Türkiye’de 2000’lerin başında ve 2010’ların başında engellilere ilişkin araştırma yapılmıştır. Türkiye’de engelli yurttaşların sayılarına ve durumlarına ilişkin güncel bir veri bulunmamaktadır. Sağlık Bakanlığı, Aile ve Sosyal Hizmetler Bakanlığı ve Milli Eğitim Bakanlığı’nın ayrı ayrı tuttuğu veriler de bütünlüklü bir veri çalışması olmadığı için gerçeği tam anlamıyla yansıtmamaktadır. Türkiye’de yaşayan engellilerin toplumun %10’nu oluşturduğu ifade edilmektedir. Ersoy, bu verilerin tutulmasının, doğal afetler döneminde Aileye Dayalı Nüfus Kayıt Sistemi’nden özel gereksinimleri olan kişilerin bilgilerinin arama kurtarma ekiplerine bildirilmesi ve afet sonrası yurttaşların ihtiyaçlarının gerektiği şekilde karşılanması açısından da oldukça önemli olduğunu belirtmiştir.

Ersoy, depremin ardından enkazdan kurtarma çalışmaları sırasında ve enkazda uzun süre kalmaktan kaynaklanan uzuv ve yeti kayıplarının ardından pek çok yurttaşın engelli hale geldiğini dile getirmiştir.

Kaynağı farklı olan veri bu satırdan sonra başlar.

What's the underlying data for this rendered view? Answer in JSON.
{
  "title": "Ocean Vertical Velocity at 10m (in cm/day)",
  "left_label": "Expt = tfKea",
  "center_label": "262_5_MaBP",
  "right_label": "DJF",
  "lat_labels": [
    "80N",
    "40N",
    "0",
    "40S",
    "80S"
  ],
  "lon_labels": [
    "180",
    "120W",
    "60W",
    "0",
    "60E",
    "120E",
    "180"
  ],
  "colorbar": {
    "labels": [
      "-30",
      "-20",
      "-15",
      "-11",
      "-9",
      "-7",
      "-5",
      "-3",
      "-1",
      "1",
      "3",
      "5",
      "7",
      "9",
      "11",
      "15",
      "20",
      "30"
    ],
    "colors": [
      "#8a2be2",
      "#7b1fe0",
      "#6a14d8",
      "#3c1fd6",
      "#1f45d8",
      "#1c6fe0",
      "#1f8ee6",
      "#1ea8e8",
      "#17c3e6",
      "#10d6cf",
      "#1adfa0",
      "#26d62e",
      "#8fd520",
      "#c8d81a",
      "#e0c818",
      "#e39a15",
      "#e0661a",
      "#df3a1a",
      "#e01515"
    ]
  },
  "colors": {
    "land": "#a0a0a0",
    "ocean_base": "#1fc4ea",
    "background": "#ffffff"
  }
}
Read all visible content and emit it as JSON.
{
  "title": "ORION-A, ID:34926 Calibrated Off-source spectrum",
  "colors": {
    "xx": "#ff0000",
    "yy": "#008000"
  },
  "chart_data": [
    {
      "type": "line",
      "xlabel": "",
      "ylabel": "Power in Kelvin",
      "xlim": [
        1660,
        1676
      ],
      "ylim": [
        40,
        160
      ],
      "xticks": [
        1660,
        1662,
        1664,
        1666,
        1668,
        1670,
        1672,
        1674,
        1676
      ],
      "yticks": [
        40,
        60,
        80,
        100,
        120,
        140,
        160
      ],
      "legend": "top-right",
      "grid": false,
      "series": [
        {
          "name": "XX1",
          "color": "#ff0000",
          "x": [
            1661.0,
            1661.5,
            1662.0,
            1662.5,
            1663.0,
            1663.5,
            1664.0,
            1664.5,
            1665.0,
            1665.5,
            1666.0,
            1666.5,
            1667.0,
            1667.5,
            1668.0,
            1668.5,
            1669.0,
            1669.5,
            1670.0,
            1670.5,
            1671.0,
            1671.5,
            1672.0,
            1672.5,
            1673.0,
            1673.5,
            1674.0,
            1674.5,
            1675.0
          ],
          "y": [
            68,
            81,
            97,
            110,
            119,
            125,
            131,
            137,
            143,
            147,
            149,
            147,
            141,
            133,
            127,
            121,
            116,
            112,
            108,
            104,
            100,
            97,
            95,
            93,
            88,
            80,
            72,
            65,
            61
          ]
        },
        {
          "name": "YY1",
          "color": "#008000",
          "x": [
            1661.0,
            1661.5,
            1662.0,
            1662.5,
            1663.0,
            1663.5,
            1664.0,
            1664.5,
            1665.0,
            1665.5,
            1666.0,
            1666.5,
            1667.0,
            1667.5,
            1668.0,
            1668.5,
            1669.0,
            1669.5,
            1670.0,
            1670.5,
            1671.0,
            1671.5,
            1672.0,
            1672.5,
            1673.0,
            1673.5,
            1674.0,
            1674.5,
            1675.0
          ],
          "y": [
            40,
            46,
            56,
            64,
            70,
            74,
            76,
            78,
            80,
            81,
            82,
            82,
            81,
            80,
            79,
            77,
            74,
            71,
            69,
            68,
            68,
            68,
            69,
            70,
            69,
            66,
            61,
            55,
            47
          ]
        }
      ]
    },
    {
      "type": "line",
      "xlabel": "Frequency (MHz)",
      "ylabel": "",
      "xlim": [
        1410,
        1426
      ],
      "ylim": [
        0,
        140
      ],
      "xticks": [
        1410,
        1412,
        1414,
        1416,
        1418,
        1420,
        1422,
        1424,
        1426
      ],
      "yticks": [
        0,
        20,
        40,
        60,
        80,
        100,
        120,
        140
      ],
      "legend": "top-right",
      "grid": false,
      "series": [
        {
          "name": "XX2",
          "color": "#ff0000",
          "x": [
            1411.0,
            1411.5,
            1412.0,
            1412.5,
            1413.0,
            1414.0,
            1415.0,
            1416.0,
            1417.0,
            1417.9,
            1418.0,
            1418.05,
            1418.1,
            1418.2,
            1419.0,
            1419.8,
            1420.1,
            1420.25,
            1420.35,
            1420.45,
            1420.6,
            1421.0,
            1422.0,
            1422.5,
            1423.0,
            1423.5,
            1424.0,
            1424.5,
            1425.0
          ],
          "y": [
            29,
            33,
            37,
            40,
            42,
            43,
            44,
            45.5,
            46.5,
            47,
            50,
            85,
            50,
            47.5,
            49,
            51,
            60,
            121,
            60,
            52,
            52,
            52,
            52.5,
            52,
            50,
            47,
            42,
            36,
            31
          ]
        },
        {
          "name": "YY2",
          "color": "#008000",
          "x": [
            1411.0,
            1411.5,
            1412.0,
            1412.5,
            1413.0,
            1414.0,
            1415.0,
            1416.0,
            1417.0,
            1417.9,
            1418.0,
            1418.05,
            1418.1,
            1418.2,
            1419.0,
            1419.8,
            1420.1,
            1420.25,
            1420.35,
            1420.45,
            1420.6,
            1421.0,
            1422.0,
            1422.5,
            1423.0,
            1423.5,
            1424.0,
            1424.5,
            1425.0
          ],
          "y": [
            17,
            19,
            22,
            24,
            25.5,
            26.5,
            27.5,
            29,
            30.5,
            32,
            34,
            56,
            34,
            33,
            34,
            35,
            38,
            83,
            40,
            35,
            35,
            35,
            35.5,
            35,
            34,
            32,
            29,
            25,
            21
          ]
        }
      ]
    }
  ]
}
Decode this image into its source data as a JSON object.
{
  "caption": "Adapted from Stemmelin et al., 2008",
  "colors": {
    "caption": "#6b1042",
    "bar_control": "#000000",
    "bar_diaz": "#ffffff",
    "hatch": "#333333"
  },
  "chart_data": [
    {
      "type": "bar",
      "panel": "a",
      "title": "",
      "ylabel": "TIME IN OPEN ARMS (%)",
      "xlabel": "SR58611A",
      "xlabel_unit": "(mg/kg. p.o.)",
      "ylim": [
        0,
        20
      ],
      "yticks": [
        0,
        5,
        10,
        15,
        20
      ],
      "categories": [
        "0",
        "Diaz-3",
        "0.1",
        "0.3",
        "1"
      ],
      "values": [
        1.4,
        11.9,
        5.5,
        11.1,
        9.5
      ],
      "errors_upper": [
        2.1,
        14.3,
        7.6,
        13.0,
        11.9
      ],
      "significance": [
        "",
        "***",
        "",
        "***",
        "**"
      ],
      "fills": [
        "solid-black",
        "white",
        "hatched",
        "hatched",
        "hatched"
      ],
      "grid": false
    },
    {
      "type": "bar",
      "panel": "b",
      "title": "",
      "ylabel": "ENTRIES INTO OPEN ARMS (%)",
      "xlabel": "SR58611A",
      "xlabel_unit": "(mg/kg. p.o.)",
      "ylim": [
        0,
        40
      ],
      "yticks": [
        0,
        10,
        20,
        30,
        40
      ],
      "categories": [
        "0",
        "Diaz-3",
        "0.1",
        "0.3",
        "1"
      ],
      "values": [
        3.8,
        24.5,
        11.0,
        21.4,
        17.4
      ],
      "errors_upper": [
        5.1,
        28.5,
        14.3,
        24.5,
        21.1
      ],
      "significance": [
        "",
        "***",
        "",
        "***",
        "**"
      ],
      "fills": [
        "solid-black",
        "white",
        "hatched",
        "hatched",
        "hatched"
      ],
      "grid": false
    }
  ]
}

Ersoy, depremin ardından engelli olan yurttaşların akıbetinin ve tedavilerinin takip edilmesinin, özellikle fiziksel ve psikolojik desteğin incelikle yürütülmesinin, yurttaşlarımızın bundan sonraki hayatlarını devam ettirebilmeleri açısından ciddi önem taşıdığını belirtmiştir. Ersoy, Aile ve Sosyal Hizmetler Bakanlığının depremin ardından engelli kalan yurttaşların verilerini açıklaması ve yurttaşların ihtiyaçlarının karşılanması için planlama yapması gerektiğini ifade etmiştir.

Depremlerin bölgedeki engelli-engelsiz tüm bireyler üzerinde ciddi fiziksel, psikolojik ve ekonomik travmalar yarattığını belirten Ersoy, özel gereksinimi olan yurttaşların ihtiyaçlarının belirlenmesinin ve bu tip afet durumlarında planlama yapılması gerektiğinin altını çizmiştir. TBMM, belediyeler, sivil toplum örgütleri, meslek örgütleri ile birlikte hizmet-yardım, yeniden yapılanma, kentsel planlama ve koordinasyon süreçlerinde özel gereksinimler dikkate alınması için birlikte çalışma yürütmelidir. Ersoy, engellilerin toplumda ayrımcılığa maruz kalmadan, kendi başlarına yaşayabilmelerinin sağlanacağı bir politika oluşturulmasının şart olduğunu belirtmiştir. Ersoy, eşit yurttaşlık hakkının da bir gereği olarak engellilerin güvenliği, eğitimi, beslenmesi, erişilebilirliği ve yaşam standartlarının yükseltilmesi için politikalar oluşturulması gerektiğini dile getirmiştir.